It is not a good time to be a student at Columbia University.  This is a report about the second data breach that they’ve suffered in the last 12 months.  And it is the same type of problem.  All in all, the problem revolves around access to social security numbers.  For some reason, the university doesn’t seem to recognize the importance of keeping this data secure.  Perhaps the school’s administration hasn’t heard of the crime known as identity theft.  Maybe they have and just don’t care.

What has set the students into an uproar was the announcement that 5,000 of their social security numbers have been available on an online database that anyone could access.  Not only was the data on the web, but it was also in a searchable format, which leaves the door open for even more specifically malicious activities.  The topper though, if that is possible, is that the breach has been occurring for the last 16 months.  Over that time period, there is no figure for how many people have accessed the data.  There is also a lack of accountability among the network security administrators of the university.

Students were alerted in an email on Tuesday to bring the matter to their attention.  The university found out about the breach when an alumni contacted the school about the website.  Apparently a student in the housing department posted the material without realizing that it was unsecured.  Upon request, Google took down the website and the university believed that the threat had been contained.  Unfortunately, on Wednesday, students alerted university officials that the data for over 200 students was still available.  A petition has begun circulating around campus to show the discontentment of the student body with what appears to be an inept administration.  This is only emphasized when people think back to a similar problem that developed in April 2007 in the housing department.  Demands listed in the petition involve criminal investigations behind the people responsible for posting the private data online, in addition to a detailed description of how the university plans to increase their electronic security.

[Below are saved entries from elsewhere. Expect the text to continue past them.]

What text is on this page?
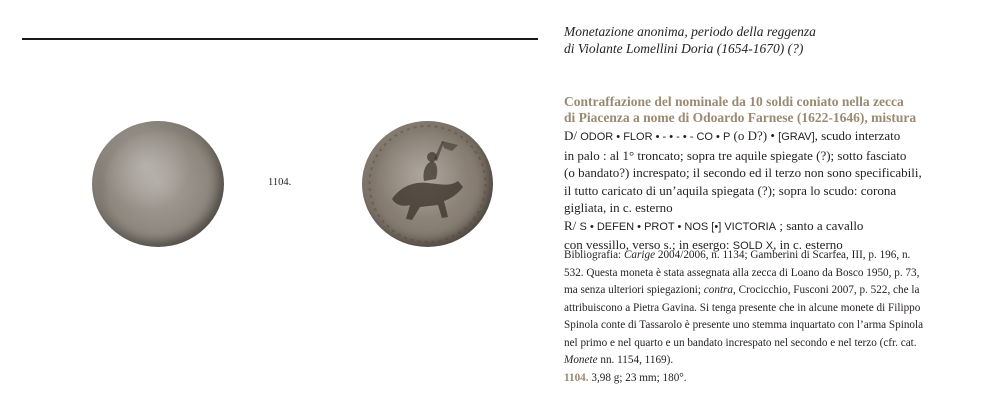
1104.
Monetazione anonima, periodo della reggenza
di Violante Lomellini Doria (1654-1670) (?)
Contraffazione del nominale da 10 soldi coniato nella zecca
di Piacenza a nome di Odoardo Farnese (1622-1646), mistura
D/ ODOR • FLOR • - • - • - CO • P (o D?) • [GRAV], scudo interzato
in palo : al 1° troncato; sopra tre aquile spiegate (?); sotto fasciato
(o bandato?) increspato; il secondo ed il terzo non sono specificabili,
il tutto caricato di un’aquila spiegata (?); sopra lo scudo: corona
gigliata, in c. esterno
R/ S • DEFEN • PROT • NOS [•] VICTORIA ; santo a cavallo
con vessillo, verso s.; in esergo: SOLD X, in c. esterno
Bibliografia: Carige 2004/2006, n. 1134; Gamberini di Scarfea, III, p. 196, n.
532. Questa moneta è stata assegnata alla zecca di Loano da Bosco 1950, p. 73,
ma senza ulteriori spiegazioni; contra, Crocicchio, Fusconi 2007, p. 522, che la
attribuiscono a Pietra Gavina. Si tenga presente che in alcune monete di Filippo
Spinola conte di Tassarolo è presente uno stemma inquartato con l’arma Spinola
nel primo e nel quarto e un bandato increspato nel secondo e nel terzo (cfr. cat.
Monete nn. 1154, 1169).
1104. 3,98 g; 23 mm; 180°.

While university officials have sworn to not rest until this issue gets resolved and the security features of all Columbia systems updated, no one appears to be holding their breath.  The university has agreed to provide subscriptions to ID theft services for two years.  These companies, such as Lifelock, monitor all three credit bureaus for illicit activity.  For a nominal fee, that the university is picking up in this specific case, customers are alerted whenever a new loan is opened or a credit card application is filed.  These ID theft services are available on a personal basis too and not just for people involved in large sized data breaches.